Their work will help Verizon take full control of its largest asset, allowing it to use the unit's cash flows to invest in faster networks to fend off challenges from AT&T Inc. and Sprint Corp. For Vodafone, the deal will mean a windfall of more than $100 billion after tax that could fuel future acquisitions of cable operators.

The firms on both sides of the deal may get more than $240 million in fees, according to estimates from New York-based research group Freeman & Co. That compares with about $70 million in fees for the merger of Publicis and Omnicom.

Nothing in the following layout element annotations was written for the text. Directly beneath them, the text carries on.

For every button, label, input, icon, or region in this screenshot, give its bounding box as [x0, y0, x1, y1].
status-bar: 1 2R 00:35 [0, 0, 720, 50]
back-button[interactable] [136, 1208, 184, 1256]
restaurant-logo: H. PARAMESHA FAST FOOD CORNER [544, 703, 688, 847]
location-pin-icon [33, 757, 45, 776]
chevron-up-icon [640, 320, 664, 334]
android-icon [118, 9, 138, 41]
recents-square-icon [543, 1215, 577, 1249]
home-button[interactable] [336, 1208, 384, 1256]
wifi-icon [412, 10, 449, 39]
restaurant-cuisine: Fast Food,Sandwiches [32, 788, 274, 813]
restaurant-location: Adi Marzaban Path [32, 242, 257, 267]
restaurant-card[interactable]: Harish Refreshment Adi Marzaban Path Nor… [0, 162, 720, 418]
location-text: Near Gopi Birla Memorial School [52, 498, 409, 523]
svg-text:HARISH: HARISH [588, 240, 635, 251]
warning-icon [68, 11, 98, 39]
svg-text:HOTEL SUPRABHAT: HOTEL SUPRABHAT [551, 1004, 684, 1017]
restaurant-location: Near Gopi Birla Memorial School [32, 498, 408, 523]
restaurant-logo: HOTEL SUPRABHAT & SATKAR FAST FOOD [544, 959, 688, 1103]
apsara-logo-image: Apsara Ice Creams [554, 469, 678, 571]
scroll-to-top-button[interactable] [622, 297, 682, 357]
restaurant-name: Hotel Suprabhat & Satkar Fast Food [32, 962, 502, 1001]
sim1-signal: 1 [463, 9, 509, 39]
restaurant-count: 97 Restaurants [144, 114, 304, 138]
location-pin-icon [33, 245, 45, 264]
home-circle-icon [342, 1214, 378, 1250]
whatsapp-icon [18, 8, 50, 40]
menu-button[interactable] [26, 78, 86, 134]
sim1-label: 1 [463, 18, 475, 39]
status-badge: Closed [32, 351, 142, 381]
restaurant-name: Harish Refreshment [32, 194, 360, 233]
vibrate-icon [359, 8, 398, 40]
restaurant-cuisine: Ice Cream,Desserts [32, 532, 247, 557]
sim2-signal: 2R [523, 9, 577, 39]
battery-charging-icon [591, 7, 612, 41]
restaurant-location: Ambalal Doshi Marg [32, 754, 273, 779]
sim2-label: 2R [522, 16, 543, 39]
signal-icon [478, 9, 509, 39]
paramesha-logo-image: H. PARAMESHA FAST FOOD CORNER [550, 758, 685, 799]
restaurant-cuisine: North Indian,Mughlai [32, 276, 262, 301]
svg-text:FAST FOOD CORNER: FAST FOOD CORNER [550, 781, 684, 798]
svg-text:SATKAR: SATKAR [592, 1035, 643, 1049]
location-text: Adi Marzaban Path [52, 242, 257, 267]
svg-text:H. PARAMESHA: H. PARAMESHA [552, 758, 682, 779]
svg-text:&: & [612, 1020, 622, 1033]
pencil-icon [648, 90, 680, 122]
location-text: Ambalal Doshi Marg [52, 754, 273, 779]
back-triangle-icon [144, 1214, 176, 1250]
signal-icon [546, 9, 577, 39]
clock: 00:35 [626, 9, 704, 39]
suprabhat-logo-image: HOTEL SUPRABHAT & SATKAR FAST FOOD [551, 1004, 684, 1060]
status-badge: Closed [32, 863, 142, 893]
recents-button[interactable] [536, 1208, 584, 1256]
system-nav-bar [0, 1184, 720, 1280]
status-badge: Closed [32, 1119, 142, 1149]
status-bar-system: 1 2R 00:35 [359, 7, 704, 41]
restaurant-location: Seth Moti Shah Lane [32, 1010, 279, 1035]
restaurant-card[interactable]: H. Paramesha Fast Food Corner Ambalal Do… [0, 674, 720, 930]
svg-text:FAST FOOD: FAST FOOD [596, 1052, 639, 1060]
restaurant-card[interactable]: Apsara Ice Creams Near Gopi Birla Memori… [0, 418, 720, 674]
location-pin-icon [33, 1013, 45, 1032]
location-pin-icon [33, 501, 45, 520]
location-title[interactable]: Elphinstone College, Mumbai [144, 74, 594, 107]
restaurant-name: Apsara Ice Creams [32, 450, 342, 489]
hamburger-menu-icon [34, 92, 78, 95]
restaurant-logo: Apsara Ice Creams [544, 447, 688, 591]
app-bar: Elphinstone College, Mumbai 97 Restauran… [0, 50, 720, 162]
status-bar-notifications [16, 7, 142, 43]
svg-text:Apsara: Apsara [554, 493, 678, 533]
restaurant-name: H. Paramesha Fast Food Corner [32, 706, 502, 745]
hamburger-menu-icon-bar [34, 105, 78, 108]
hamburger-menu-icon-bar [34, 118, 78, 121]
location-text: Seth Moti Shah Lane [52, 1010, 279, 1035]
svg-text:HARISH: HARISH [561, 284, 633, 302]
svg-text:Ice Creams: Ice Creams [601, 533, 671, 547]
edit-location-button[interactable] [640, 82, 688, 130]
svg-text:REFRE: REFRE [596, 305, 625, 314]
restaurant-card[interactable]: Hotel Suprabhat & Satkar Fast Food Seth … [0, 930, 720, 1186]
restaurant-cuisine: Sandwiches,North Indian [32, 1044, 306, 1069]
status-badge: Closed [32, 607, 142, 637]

Guggenheim Partners ranks 42nd in the global league tables for merger advice this year, working on about $10 billion in deals, according to data compiled by Bloomberg. The Verizon role would bring Guggenheim to No. 8 for advising on M&A transactions globally, the spot currently held by Lazard Ltd., the data compiled by Bloomberg show.

The firm grew out of the family investment office of the Guggenheim family, the namesake of modern art museums in New York, Venice, and Bilbao, Spain.

Taubman oversaw investment banking at Morgan Stanley before departing this year after 27 years at the firm. The departure followed three years of dual leadership of Morgan Stanley's investment bank with longtime competitor Colm Kelleher, who became sole head. The two clashed over how aggressively to pursue additional business with clients whom the bank was assisting with capital-markets deals, people familiar with the matter said last year.

While it's unusual for a person to be credited individually as an adviser on a large transaction, Taubman's role isn't without precedent. Former Citigroup banker Michael Klein worked as a "strategic consultant" to both Glencore and Xstrata in the 2012 deal that created Glencore Xstrata Plc, the world's largest combined mining and commodity-trading company.

Representatives for Goldman Sachs, UBS, JPMorgan, Bank of America, Barclays and Morgan Stanley declined to comment on their roles on the Verizon transaction. Calls to Guggenheim and Taubman seeking comment weren't returned.

_ With assistance from Aaron Kirchfeld in London.